Legal defence and settlement costs occurred in 28.6% of claims: the average pay-out in respect of defence was $574 984 and the median $7 500, while the average pay-out in respect of settlement was $258 099 and the median $22 500. It's worth noting that these costs have the potential to become exorbitant - the highest defence costs in the study amounted to $10 000 000 and the highest settlement was $20 000 000.
Who's to blame and who got hit the hardest?
The top three causes of claims were:
* Lost or stolen laptops/devices, accounting for 20.7% of claims with a mean cost of $1 754 986 and median of $166 000.
* Hackers, causing 18.6% of claims with a mean cost of $1 013 371 and a median of $327 500.
* Rogue employees, resulting in 12.1% of claims with a mean cost of $423 663 and a median of $251 430.
These numbers should be of particular concern to South African organisations, especially considering the prevalence of theft in SA, the infrequency with which mobile devices are encrypted, and economic and labour issues, which could cause employees to become disgruntled and take malicious action against employers.
Claims were noted in most business sectors, with healthcare, financial services and retail business being the top three affected industries. While smaller companies experienced the most incidents, larger companies lost the most records and had the highest claims pay-outs.
Relevance for South African organisations
The regulatory landscape is evolving constantly and for South African organisations, there are fundamental changes on the horizon. Beyond compliance with industry-specific requirements such as those imposed by Visa and MasterCard, companies will soon have to adhere to the requirements imposed by the Protection of Personal Information Act, which include mandatory notifications to affected parties and the Information Regulator, as well as regulatory fines and penalties. Proposed international legislation might also potentially impact South African organisations that store and process data relating to overseas citizens.
Why cyber insurance?
Cover varies, but generally includes:
* Third party claims arising from compromised systems or data;
* Costs to restore data and systems;
* Loss of business income as a result of systems downtime;
* Crisis management expenses;
* Expenses incurred to notify regulatory bodies as well as affected third parties of a breach; and
* Expenses of security specialists, attorneys, forensic investigators and loss adjusters to contain, manage and remediate an incident.

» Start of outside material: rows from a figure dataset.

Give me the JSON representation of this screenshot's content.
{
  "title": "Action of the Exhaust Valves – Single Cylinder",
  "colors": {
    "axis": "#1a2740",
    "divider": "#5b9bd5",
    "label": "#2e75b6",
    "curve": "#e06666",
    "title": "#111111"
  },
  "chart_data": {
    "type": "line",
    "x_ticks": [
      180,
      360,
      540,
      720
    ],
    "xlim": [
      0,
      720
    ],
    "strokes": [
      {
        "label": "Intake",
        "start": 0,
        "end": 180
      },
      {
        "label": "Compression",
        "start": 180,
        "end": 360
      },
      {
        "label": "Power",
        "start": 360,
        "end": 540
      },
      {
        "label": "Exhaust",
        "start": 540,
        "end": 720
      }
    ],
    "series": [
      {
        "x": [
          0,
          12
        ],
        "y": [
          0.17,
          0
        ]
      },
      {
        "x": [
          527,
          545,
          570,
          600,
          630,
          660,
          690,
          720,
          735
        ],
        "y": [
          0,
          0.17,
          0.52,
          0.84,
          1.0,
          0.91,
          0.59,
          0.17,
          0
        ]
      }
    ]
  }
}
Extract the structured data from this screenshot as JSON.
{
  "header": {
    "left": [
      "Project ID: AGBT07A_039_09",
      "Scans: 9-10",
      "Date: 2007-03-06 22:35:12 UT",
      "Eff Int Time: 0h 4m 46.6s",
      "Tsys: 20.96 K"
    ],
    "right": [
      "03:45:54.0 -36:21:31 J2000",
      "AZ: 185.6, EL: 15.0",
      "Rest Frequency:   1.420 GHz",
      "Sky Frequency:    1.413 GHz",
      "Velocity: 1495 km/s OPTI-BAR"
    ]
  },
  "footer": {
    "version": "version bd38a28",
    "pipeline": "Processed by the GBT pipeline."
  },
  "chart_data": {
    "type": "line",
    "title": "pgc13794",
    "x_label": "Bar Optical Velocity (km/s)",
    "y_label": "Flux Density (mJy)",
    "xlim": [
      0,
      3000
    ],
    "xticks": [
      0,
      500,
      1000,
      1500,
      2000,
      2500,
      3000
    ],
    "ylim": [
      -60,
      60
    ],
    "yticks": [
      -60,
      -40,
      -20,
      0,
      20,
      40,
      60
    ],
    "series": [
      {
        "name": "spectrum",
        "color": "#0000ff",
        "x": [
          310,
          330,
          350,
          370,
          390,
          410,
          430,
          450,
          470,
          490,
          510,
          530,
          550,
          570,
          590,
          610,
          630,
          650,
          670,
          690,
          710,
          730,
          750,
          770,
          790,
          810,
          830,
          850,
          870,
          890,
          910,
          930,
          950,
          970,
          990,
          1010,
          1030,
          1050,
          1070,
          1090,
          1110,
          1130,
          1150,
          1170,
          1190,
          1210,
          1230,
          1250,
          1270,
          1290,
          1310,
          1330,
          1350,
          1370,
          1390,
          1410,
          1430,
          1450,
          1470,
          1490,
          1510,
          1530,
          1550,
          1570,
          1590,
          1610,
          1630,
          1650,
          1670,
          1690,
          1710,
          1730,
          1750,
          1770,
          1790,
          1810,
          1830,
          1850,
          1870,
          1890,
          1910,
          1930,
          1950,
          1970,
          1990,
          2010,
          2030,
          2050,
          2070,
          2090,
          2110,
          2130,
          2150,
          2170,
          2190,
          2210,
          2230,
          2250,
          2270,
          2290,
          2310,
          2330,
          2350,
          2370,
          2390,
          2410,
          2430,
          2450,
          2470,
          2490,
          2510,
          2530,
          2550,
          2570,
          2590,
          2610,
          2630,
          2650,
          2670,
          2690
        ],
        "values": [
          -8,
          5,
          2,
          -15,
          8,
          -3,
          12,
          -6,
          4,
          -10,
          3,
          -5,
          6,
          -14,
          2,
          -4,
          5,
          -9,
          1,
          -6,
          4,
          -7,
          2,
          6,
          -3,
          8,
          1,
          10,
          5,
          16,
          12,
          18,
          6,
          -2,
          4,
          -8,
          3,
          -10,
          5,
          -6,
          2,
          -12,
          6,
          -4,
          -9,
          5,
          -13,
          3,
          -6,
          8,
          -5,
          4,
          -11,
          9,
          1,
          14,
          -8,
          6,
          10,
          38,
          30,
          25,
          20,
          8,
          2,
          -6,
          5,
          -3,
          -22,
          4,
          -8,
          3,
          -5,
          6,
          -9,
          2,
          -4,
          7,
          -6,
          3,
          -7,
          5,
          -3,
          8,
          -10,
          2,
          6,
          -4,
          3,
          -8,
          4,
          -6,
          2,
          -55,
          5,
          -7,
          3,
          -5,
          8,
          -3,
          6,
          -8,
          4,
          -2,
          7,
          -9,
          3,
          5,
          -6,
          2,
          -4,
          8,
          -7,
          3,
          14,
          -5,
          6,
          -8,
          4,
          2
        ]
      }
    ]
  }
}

There is a common misconception that traditional insurance policies provide cover for the above costs. While some traditional coverage options might have cyber crime extensions, the cover provided by cyber insurance is significantly broader and has been tailored to assist organisations in responding to a breach.
As opposed to just covering the insured for direct financial losses, cyber insurance policies cover the resultant expenses of a breach. Furthermore, the product not only provides cover for breaches resulting from cyber crimes committed by external parties, but also breaches as a result of malicious or negligent acts carried out by employees.